Causality doesn't allow for free will? Why not? Cause of the laws of physics? Are you sure the laws of physics apply to the question of human behavior? What are words? Concepts? Thoughts? Things without geo-location? They're a hallucination inside your brain. OK. Possible, but why settle on an explanation that makes no sense and is so demented? What if you just got the object wrong? "The physical universe" and our place in it? The physical universe is just one aspect of a trans-dimensional object. A favorable explanation that makes room for divine revelation, UFO sightings, free will, and science

I have found that this type of technical language is the best language to use when talking to people who come from a modern, secular background (i.e. myself). Even the "horizon of possibility" language, couched as it is in the language of probability and statistics, seemed a bit too bullshitty to me. Rather than being trapped inside of the physical universe, the physical universe turns out to be just one facet of a multi-faceted trans-dimensional object, and to say that it only exists in three or four dimension.

The 3D or 4D (if you include time) "Physical World" is not a wrong representation of the God object, it's just dimensionally insufficient. "The World" can be equivocal, and equivocating on "the world" at the outset of any philosophical investigation is just going to yield a system with no solutions. The object has been reduced past the point of losing its basis. Necessary and sufficient vectors have been left out. Where are we? What is inside of what? We clearly are together inside some sort of something. A soup, if you want to call it that? And what sort of substance is that soup *made* of? Is it the type of substance that can support free will? Maybe. And "maybe" is all we need.

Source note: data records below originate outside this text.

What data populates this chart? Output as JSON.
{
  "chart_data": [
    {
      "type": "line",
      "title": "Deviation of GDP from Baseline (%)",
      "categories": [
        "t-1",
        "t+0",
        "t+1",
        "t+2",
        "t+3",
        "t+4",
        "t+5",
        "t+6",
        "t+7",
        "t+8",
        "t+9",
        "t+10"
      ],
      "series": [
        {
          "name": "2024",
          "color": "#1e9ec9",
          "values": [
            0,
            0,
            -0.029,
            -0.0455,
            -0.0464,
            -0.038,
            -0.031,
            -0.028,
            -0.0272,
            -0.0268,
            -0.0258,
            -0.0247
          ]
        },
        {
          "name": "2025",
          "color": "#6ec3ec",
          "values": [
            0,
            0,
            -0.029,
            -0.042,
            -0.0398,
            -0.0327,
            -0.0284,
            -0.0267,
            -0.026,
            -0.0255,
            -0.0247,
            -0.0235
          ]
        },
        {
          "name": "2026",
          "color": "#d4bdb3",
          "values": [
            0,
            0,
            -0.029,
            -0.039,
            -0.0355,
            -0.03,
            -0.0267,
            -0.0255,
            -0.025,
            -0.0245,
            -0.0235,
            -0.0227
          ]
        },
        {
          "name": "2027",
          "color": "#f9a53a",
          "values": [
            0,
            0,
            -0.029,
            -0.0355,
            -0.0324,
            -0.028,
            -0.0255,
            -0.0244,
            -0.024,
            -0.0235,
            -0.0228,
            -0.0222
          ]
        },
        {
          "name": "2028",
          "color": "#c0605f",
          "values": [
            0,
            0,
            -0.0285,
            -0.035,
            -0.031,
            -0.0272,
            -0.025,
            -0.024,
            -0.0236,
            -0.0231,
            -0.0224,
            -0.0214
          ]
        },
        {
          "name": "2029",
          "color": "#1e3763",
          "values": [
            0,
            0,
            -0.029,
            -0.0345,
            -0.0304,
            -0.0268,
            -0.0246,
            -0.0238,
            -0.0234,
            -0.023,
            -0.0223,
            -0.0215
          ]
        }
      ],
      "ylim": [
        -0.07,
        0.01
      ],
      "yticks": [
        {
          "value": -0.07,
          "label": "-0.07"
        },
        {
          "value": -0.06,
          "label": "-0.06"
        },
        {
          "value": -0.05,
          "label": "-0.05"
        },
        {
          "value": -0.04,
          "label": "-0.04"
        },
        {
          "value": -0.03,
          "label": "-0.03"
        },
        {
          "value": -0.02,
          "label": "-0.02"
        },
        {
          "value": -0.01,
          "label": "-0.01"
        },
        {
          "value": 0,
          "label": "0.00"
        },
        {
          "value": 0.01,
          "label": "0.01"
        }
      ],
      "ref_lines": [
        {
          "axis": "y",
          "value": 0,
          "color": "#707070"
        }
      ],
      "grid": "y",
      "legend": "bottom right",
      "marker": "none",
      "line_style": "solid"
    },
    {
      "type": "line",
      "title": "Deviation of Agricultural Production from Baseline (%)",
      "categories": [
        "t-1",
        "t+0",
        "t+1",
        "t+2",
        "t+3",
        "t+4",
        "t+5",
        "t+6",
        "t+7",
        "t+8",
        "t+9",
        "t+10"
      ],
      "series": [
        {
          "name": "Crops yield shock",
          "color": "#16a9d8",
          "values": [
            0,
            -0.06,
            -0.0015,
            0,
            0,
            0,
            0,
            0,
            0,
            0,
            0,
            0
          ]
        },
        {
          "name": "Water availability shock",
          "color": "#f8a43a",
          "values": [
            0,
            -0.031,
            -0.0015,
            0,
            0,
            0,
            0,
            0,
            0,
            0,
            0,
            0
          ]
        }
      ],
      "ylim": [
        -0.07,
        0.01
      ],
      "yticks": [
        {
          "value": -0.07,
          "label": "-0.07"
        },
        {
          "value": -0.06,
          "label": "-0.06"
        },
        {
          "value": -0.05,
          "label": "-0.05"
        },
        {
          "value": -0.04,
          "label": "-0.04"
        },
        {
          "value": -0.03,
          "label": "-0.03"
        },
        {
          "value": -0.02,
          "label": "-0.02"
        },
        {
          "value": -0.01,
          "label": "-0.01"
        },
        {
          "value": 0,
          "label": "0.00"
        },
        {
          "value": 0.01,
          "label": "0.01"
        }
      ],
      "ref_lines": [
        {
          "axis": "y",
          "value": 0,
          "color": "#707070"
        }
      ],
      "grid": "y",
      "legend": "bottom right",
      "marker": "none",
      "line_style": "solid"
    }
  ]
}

Understanding Linear Algebra has liberated my mind from the moronic puppet theater of my lizard brain. Within the warm embrace of academia, the "Free Will Problem" is not really a problem, or if it is one, it is a much more subtle problem than the adolescent version of the problem. But outside of academia, most people in a modern world, if they so much as attempt to explain freedom, you will find that the free will problem very much is a problem.

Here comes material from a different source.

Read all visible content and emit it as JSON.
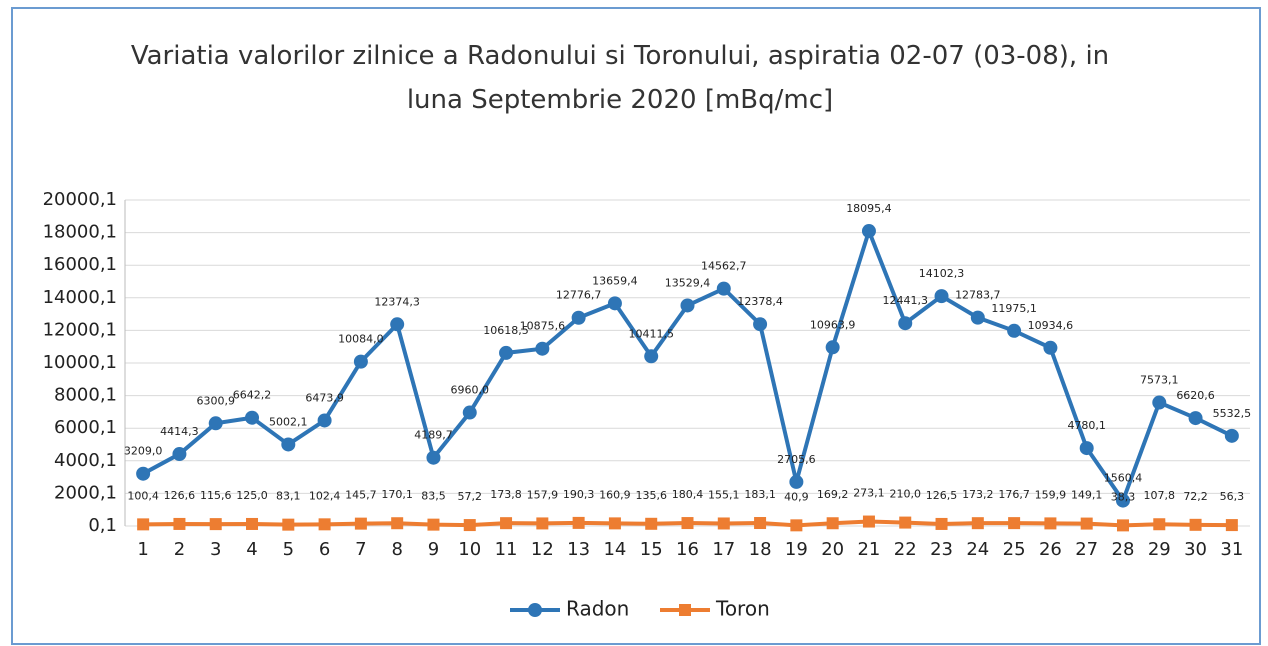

As recently as Wittgenstein, who is in many ways the Foucault of Analytic Philosophy, and represents the forefront of philosophical thinking in Modernity:

Ludwig Wittgenstein, in *Notebooks 1914-1916*:

The work of art is the object seen sub specie aeternitatis; and the good life is the world seensub specie aeternitatis. This is the connection between art and ethics.^{[5]}

Later, in Wittgenstein’s *Tractatus Logico-Philosophicus*:

6.45 To view the world sub specie aeterni is to view it as a whole—a limited whole. Feeling the world as a limited whole—it is this that is mystical.^{[6]}

## The Language of Linear Algebra

I doubt I am the first one to notice that matrix objects are cool and heady. "The Matrix" was a globally popular movie, and has spawned its own lexicon of philosophical terms."Decompression of Being" was the amphetamine-addled Sarte's metaphysics, from *Being and Nothingness. *As armies of STEM majors pile into Linear Algebra classes, looking for inroads into becoming engineers, in the hopes of avoiding poverty and ruin, only more and more people will adopt the language of Linear Algebra into everyday vernacular.

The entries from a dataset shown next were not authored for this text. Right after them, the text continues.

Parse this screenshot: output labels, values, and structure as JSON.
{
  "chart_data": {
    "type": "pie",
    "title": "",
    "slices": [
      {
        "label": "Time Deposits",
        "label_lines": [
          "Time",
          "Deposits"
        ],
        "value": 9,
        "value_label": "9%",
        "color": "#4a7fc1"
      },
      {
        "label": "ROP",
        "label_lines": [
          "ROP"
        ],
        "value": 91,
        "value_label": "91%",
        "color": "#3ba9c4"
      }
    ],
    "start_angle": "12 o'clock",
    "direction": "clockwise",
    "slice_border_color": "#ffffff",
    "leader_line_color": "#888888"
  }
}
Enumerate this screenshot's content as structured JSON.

Philosophically, I have always felt that the best you can do is game out various ontological systems. The body, the minds, the spirit. All of these things mean something within philosophical systems. We have more unknowns than knowns. We can be confident that we all perceive an objective reality, which is real, despite being irresolvable for us. We concieve it in fewer dimensions than would be required to fully *grasp* it (and here I go to metaphorical language quite intentially), and therefore it will always be a system with multiple potentially correct solutions.

There is something here, which remains to be explored. There may be something new under the sun, after all.